Ce praticien hospitalier a fait l’objet d’une plainte déposée par le conseil départemental de l’ordre de la Meuse pour une affaire de cyberpédocriminalité. Le médecin a tenté de faire annuler sa condamnation en contestant le droit du Cdom de porter plainte contre lui. Mais en appel, la juridiction nationale a réaffirmé la compétence de l’Ordre pour poursuivre des praticiens hospitaliers pédocriminels : leurs agissements sont, « par leur nature, détachables » de leur mission de service public, qui se limite aux soins.
En somme, si l’Ordre n’a pas sanctionné Joël Le Scouarnec à l’époque, ce n’est pas parce qu’il ne pouvait pas le faire. C’est parce qu’il ne voulait pas le faire, ou qu’il n’en voyait pas l’intérêt.

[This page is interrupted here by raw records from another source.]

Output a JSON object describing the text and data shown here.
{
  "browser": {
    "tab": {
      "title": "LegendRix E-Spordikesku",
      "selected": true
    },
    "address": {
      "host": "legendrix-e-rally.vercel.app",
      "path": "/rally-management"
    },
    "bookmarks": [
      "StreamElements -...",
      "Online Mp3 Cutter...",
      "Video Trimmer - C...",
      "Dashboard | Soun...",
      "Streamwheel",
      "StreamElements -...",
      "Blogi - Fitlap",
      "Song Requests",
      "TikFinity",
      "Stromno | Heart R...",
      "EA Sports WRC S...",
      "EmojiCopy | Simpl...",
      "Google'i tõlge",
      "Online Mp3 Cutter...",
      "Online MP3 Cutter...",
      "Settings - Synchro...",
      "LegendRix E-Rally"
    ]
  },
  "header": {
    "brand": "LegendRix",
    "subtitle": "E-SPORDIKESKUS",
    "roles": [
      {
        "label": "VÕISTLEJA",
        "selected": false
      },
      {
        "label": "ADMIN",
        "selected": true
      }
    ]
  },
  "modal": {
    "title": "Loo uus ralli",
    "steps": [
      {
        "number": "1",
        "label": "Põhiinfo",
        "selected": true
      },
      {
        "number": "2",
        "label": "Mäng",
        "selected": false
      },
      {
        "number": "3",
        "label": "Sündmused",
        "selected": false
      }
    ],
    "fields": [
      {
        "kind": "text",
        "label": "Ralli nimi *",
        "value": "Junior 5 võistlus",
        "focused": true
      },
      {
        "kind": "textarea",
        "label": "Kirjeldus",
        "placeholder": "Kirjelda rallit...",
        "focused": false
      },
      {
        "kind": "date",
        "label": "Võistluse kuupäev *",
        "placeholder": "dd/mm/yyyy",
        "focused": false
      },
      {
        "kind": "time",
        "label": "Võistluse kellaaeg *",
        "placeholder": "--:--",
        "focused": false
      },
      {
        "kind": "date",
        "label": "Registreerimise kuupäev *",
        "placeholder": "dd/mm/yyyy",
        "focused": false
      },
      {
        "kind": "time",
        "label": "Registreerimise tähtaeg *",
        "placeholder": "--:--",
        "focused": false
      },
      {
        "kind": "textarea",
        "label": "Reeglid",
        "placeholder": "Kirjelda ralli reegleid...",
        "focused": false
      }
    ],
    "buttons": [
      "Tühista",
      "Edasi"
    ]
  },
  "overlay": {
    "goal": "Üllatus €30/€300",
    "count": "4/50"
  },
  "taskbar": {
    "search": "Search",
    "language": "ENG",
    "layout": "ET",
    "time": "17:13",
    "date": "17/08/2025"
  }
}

Aujourd’hui, la lecture de l’ordonnance de mise en accusation du chirurgien permet de mesurer le prix de cet immobilisme. Entre le 14 décembre 2006, date de la séance plénière du conseil de l’ordre du Finistère, et le 2 mai 2017, date de l’arrestation de Joël Le Scouarnec, le chirurgien aurait commis, selon la justice, des violences sexuelles sur vingt-huit patient·es. La plus jeune avait 3 ans. Le plus âgé en avait 20. Un de ces faits a été qualifié de viol, vingt-sept d’agressions sexuelles.
« Le responsable, c’est moi »
Au premier jour du procès du chirurgien, déjà condamné dans un premier volet de l’affaire en 2020, l’avocat général et la défense du pédocriminel se sont accordés sur un point : ne pas contester le droit de l’ordre des médecins à se constituer partie civile.
L’avocat de Joël Le Scouarnec, Maxime Tessier, l’assure : son client « ne se défausse pas derrière les Ordres et il le dit : “le responsable, c’est moi” ». Le chirurgien est apparu lundi 24 février dans le box des accusés. Silhouette voutée, gilet noir sur chemise sombre. Le prédateur croule sous le poids de ses 74 ans. « J’ai commis des actes odieux », a-t-il déclaré d’une voix terne, au cours d’un propos liminaire reprenant les grands axes de sa défense : assumer des dizaines de viols et agressions sexuelles, et nier le reste qui relèverait, selon lui, d’actes médicaux.
La décision d’accorder ou non le statut de partie civile à l’ordre des médecins a été mise en délibéré. Elle est attendue mardi 25 février, deuxième jour du procès.